Telkes published over 100 papers, wrote book chapters, and ultimately some 50 patents.

== Legacy ==
Throughout her career, Mária Telkes amassed a collection of twenty patents (some sources say 50), spanning diverse methods related to heating, cooling, and heat storage technologies. Her contributions to the field of solar energy earned her the moniker of the "Sun Queen".

“I have been intensively interested in Chemistry and Physics during my high school days. I aimed to develop new energy sources, especially the use of Solar Energy. I have studied with this aim in mind, and nothing could have stopped me from working in this field. If I have succeeded to some extent, I feel that I enjoyed my scientific work more than any other activity.”

Telkes was known to say “You see, sunshine isn’t lethal – except perhaps in the form of sunburn” (SWE Achievement Award Citation).

Telkes was also involved in the World Symposium on Applied Solar Energy, held in Phoenix Arizona, in 1995, where she championed the importance of solar energy as fossil fuel resources dwindled.
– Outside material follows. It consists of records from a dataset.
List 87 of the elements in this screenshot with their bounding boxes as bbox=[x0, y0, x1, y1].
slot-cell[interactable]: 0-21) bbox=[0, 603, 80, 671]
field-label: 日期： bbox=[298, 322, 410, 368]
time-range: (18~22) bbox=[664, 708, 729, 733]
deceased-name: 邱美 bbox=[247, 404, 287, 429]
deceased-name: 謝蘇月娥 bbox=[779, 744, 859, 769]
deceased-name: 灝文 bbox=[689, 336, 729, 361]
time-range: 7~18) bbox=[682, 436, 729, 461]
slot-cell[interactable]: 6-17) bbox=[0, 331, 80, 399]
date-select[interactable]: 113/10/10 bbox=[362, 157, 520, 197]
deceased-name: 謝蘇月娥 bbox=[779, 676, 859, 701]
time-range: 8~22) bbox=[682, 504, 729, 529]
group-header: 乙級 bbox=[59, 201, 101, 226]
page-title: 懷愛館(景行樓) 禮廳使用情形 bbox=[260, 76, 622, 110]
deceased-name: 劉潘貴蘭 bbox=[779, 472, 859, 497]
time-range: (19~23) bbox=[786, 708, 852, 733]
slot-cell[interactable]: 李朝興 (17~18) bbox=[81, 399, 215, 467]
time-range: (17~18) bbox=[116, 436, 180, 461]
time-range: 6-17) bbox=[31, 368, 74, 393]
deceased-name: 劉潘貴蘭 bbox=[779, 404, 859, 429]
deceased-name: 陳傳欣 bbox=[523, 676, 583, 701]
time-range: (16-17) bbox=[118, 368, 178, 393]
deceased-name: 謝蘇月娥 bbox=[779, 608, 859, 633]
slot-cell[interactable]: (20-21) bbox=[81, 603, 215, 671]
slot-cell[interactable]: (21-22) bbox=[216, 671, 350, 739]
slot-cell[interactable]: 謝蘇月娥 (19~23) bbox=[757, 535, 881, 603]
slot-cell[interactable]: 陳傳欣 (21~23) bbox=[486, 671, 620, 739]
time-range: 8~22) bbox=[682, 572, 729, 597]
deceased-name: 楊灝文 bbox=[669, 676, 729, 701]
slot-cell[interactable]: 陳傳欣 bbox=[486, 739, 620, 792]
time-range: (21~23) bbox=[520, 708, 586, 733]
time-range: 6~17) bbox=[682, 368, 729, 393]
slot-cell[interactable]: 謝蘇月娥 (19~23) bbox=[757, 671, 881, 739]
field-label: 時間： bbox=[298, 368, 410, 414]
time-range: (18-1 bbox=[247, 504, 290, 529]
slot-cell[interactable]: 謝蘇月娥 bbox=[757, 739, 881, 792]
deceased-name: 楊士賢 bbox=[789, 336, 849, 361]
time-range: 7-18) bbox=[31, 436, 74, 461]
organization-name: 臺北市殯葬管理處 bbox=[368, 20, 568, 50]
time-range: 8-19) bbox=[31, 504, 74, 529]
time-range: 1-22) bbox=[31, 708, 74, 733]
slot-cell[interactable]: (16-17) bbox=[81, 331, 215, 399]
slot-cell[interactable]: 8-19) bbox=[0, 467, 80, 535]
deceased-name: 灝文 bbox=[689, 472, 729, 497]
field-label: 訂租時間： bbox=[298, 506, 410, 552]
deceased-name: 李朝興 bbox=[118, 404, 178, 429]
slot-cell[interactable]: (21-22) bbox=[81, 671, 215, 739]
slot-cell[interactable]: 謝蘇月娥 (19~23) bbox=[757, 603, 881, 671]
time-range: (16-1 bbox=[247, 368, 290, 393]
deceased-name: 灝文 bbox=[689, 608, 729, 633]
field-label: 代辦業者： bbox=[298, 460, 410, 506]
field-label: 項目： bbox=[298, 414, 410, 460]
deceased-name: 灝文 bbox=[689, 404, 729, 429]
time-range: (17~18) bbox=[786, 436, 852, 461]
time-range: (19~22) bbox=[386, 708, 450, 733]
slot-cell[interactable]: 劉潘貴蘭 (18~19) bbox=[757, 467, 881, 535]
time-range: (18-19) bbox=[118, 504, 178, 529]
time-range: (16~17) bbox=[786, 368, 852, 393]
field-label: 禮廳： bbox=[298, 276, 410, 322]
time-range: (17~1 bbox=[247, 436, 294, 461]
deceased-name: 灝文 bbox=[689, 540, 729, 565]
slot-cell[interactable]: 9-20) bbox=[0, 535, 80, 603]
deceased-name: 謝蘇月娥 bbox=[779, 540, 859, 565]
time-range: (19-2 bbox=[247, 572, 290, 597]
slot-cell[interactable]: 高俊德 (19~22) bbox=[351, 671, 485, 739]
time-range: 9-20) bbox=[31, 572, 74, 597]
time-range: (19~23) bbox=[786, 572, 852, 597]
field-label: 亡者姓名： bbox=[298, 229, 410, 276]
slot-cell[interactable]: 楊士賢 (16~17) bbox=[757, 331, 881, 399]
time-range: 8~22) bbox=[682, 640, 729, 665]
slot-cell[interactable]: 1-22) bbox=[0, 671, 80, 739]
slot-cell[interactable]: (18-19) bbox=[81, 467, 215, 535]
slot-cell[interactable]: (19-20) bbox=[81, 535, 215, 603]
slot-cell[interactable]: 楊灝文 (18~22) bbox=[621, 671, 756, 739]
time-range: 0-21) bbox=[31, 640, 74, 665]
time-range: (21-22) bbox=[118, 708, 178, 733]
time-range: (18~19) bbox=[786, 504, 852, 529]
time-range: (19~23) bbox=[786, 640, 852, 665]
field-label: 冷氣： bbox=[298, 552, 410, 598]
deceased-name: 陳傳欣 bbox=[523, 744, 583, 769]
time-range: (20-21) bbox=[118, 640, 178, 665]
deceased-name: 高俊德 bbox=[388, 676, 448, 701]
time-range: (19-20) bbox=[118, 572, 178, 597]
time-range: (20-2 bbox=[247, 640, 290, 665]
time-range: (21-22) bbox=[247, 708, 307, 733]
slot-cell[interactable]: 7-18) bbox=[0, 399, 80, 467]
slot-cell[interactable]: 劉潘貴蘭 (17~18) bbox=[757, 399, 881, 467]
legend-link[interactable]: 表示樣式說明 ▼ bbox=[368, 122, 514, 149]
In addition, Telkes took steps to help protect the environment after World War II. At the United Nations Scientific Conference on the Conservation and Utilization of Resources, held between August 17 through September 6, 1949, Telkes presented a paper and spoke on the importance and future of solar energy as an alternative energy source, providing examples of solar heating in houses. Telkes said "Solar energy is our greatest untapped energy resource and future development in its utilization should  be regarded as one of the most important and fruitful projects.”

Telkes's outstanding contributions were acknowledged through numerous accolades, including the prestigious Society of Women Engineers Achievement Award and the Charles Greely Abbot Award from the International Solar Energy Society. Later in her career, at the age of 77, Telkes received a lifetime achievement award from the National Academy of Sciences and the National Research Council, also an award from Building Research Advisory Board.